In a decision highlighting the Ontario courts’ reticence to reduce costs awards against unsuccessful litigants – even in the developing field of class actions – the judge said no because, ultimately, the case was said to be “commercially or financially motivated litigation.

“In normal litigation, it is relatively rare that the court will invoke its discretion to eliminate or reduce an unsuccessful litigant’s exposure to costs because the party was litigating a novel point or was litigating in the public interest,” the decision says. “This follows because in the overwhelming majority of cases, the prime motivation of the parties will not be altruistic.

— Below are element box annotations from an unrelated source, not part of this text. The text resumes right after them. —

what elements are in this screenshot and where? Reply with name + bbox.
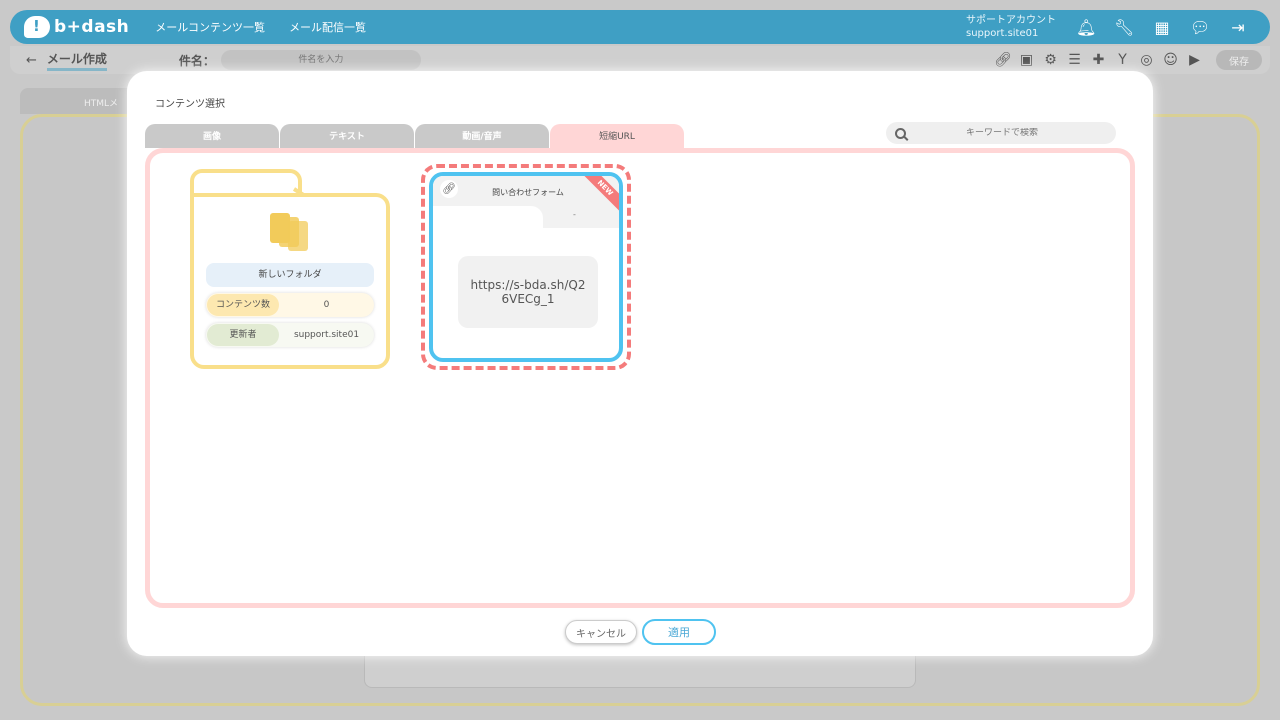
search-icon	[895, 127, 906, 139]
tab-video-audio[interactable]: 動画/音声	[415, 124, 549, 148]
nav-mail-delivery[interactable]: メール配信一覧	[289, 19, 366, 35]
url-card-header	[433, 176, 619, 228]
url-card-subtitle: -	[573, 210, 576, 219]
short-url-card[interactable]: 🔗︎ 問い合わせフォーム - NEW https://s-bda.sh/Q26V…	[421, 164, 631, 370]
save-button[interactable]: 保存	[1216, 50, 1262, 70]
link-icon[interactable]: 🔗︎	[994, 52, 1012, 68]
database-icon[interactable]: ☰	[1066, 52, 1083, 68]
short-url-card-inner: 🔗︎ 問い合わせフォーム - NEW https://s-bda.sh/Q26V…	[429, 172, 623, 362]
content-grid: 新しいフォルダ コンテンツ数 0 更新者 support.site01 🔗︎ 問…	[145, 148, 1135, 608]
short-url-value: https://s-bda.sh/Q26VECg_1	[458, 256, 598, 328]
content-type-tabs: 画像 テキスト 動画/音声 短縮URL	[145, 124, 685, 150]
subject-input[interactable]	[220, 50, 421, 70]
editor-toolbar: ← メール作成 件名： 🔗︎ ▣ ⚙ ☰ ✚ Y ◎ ☺ ▶ 保存	[10, 46, 1270, 74]
top-navigation-bar: b+dash メールコンテンツ一覧 メール配信一覧 サポートアカウント supp…	[10, 10, 1270, 44]
app-logo[interactable]: b+dash	[24, 16, 129, 38]
logout-icon[interactable]: ⇥	[1228, 18, 1248, 37]
account-name: サポートアカウント	[966, 15, 1056, 26]
apply-button[interactable]: 適用	[642, 619, 716, 645]
tab-image[interactable]: 画像	[145, 124, 279, 148]
modal-title: コンテンツ選択	[155, 99, 225, 110]
gears-icon[interactable]: ⚙	[1042, 52, 1059, 68]
content-count-value: 0	[323, 300, 330, 310]
logo-bubble-icon	[24, 16, 50, 38]
link-icon: 🔗︎	[440, 180, 458, 198]
url-card-title: 問い合わせフォーム	[492, 188, 564, 197]
nav-mail-contents[interactable]: メールコンテンツ一覧	[155, 19, 265, 35]
bell-icon[interactable]: 🔔︎	[1076, 18, 1096, 37]
chat-icon[interactable]: 💬︎	[1190, 18, 1210, 37]
updater-label: 更新者	[207, 324, 279, 346]
branch-icon[interactable]: Y	[1114, 52, 1131, 68]
cancel-button[interactable]: キャンセル	[565, 620, 637, 644]
account-info[interactable]: サポートアカウント support.site01	[966, 14, 1056, 40]
back-arrow-icon[interactable]: ←	[26, 53, 37, 68]
tab-short-url[interactable]: 短縮URL	[550, 124, 684, 150]
calendar-icon[interactable]: ▣	[1018, 52, 1035, 68]
user-icon[interactable]: ☺	[1162, 52, 1179, 68]
add-doc-icon[interactable]: ✚	[1090, 52, 1107, 68]
folder-card[interactable]: 新しいフォルダ コンテンツ数 0 更新者 support.site01	[190, 169, 390, 371]
subject-label: 件名：	[178, 53, 215, 68]
wrench-icon[interactable]: 🔧︎	[1114, 18, 1134, 37]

“Class actions are no different. Although class actions are by design intended to be in the public interest and although they often raise novel issues, it remains the case that it will be relatively rare that the court’s discretion to negate or diminish a costs award will be exercised.”

Ward Branch, of Branch MacMaster LLP in Vancouver, says while some provinces such as BC have a no-cost regime, Ontario – which accounts for nearly 80 per cent of securities class actions filed – maintains a loser-pays regime that clearly favors large companies over plaintiffs.

“When I do plaintiffs’ cases in Ontario, it’s really difficult to explain to someone why they should be a representative plaintiff when they could be dinged $200,000 in costs and their individual claim’s only worth $20,” he says. “I always say you’d have to be an idiot to be a representative plaintiff in Ontario unless you can get some protection.”

That usually comes in the form of an indemnity from the law firm mounting the case. Each case can cost a plaintiff’s firm millions of dollars to carry, and they also face the possibility of a crushing cost award.

The Law Commission of Ontario has been asked to review the Class Proceedings Act and one of the specific areas they’re looking at is whether the province should move to a no-cost regime.

Branch says unlike in the United States, where there is enough work to allow firms to do only plaintiff class actions, “in Canada it’s hard to find enough cases to feed yourself over the course of the year.

“That’s why in Canada, you can’t find a firm that just does plaintiff class actions, every firm does a little bit of something else. If these three cases say one thing, it’s that this is not an area in which you want to dabble.”